The AAMC submitted comments on  the Patient Protection and Affordable Care Act (ACA) Notice of Benefit and Payment Parameters for 2023 proposed rule on Jan. 27. The letter outlined the association’s support to strengthen standards for qualified health plans (QHPs) offered through federally facilitated Exchanges and State-based Exchanges on the federal platform. 

In its comments, the AAMC noted that it is essential that QHP network standards be structured so that there are sufficient providers and facilities included in a plan’s network to ensure adequate access to a range of care, including specialty care, for consumers. Limiting patients’ access to certain providers can be particularly detrimental for patient groups that already suffer from disproportionate levels of disease and death.

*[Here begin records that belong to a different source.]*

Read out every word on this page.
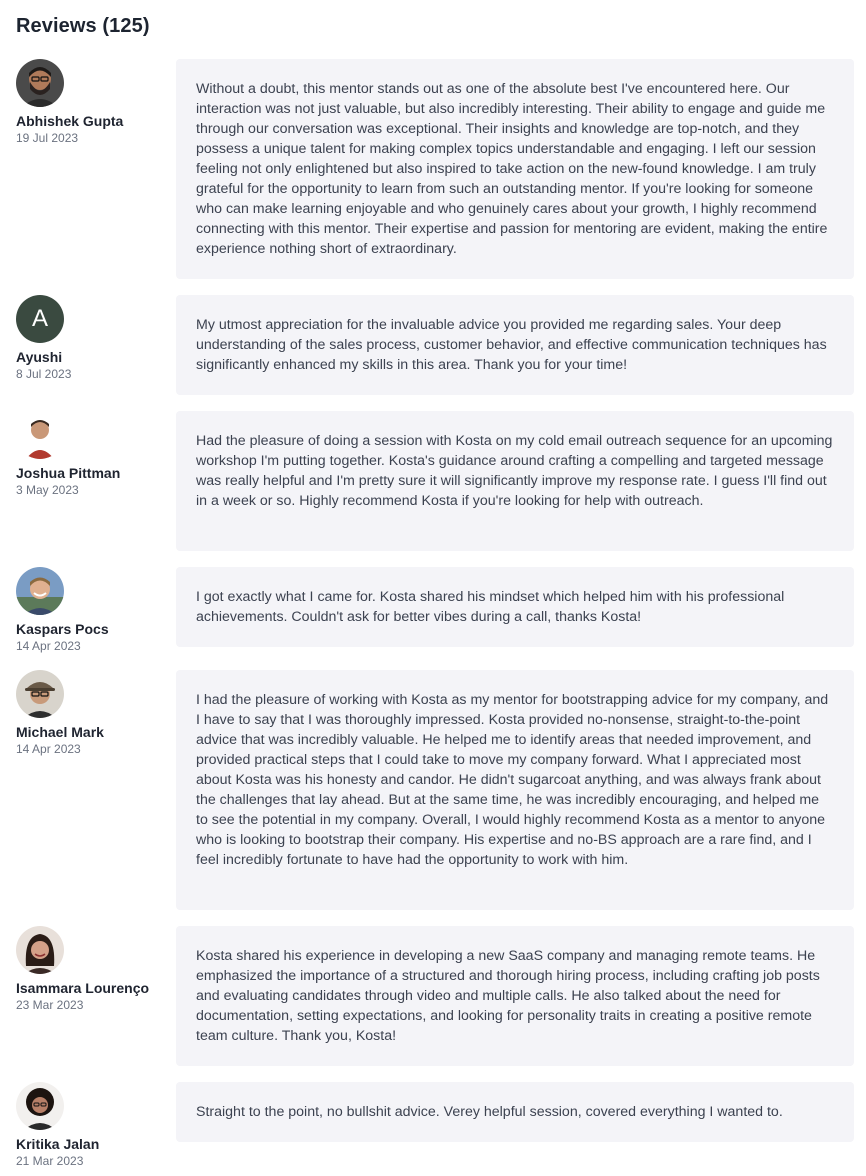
Reviews (125)
Abhishek Gupta
19 Jul 2023

Without a doubt, this mentor stands out as one of the absolute best I've encountered here. Our interaction was not just valuable, but also incredibly interesting. Their ability to engage and guide me through our conversation was exceptional. Their insights and knowledge are top-notch, and they possess a unique talent for making complex topics understandable and engaging. I left our session feeling not only enlightened but also inspired to take action on the new-found knowledge. I am truly grateful for the opportunity to learn from such an outstanding mentor. If you're looking for someone who can make learning enjoyable and who genuinely cares about your growth, I highly recommend connecting with this mentor. Their expertise and passion for mentoring are evident, making the entire experience nothing short of extraordinary.

A
Ayushi
8 Jul 2023

My utmost appreciation for the invaluable advice you provided me regarding sales. Your deep understanding of the sales process, customer behavior, and effective communication techniques has significantly enhanced my skills in this area. Thank you for your time!

Joshua Pittman
3 May 2023

Had the pleasure of doing a session with Kosta on my cold email outreach sequence for an upcoming workshop I'm putting together. Kosta's guidance around crafting a compelling and targeted message was really helpful and I'm pretty sure it will significantly improve my response rate. I guess I'll find out in a week or so. Highly recommend Kosta if you're looking for help with outreach.

Kaspars Pocs
14 Apr 2023

I got exactly what I came for. Kosta shared his mindset which helped him with his professional achievements. Couldn't ask for better vibes during a call, thanks Kosta!

Michael Mark
14 Apr 2023

I had the pleasure of working with Kosta as my mentor for bootstrapping advice for my company, and I have to say that I was thoroughly impressed. Kosta provided no-nonsense, straight-to-the-point advice that was incredibly valuable. He helped me to identify areas that needed improvement, and provided practical steps that I could take to move my company forward. What I appreciated most about Kosta was his honesty and candor. He didn't sugarcoat anything, and was always frank about the challenges that lay ahead. But at the same time, he was incredibly encouraging, and helped me to see the potential in my company. Overall, I would highly recommend Kosta as a mentor to anyone who is looking to bootstrap their company. His expertise and no-BS approach are a rare find, and I feel incredibly fortunate to have had the opportunity to work with him.

Isammara Lourenço
23 Mar 2023

Kosta shared his experience in developing a new SaaS company and managing remote teams. He emphasized the importance of a structured and thorough hiring process, including crafting job posts and evaluating candidates through video and multiple calls. He also talked about the need for documentation, setting expectations, and looking for personality traits in creating a positive remote team culture. Thank you, Kosta!

Kritika Jalan
21 Mar 2023

Straight to the point, no bullshit advice. Verey helpful session, covered everything I wanted to.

The letter noted the association’s support for the expansion of telehealth services. The waivers put in place by the Centers for Medicare & Medicaid Services during the COVID-19 public health emergency  has allowed health care providers to quickly transition to using telehealth services to furnish needed care. This expanded use of telehealth services has enabled providers to maintain continuity of care and reach patients who may have difficulty accessing needed care during the public health emergency. However, the association believes it is premature to provide time and distance credits to QHPs for telehealth services.

Finally, the letter noted the association’s support of expanded collection and extraction of new data elements and stated that the additional data could be used to improve risk adjustment and promote equity in health insurance coverage.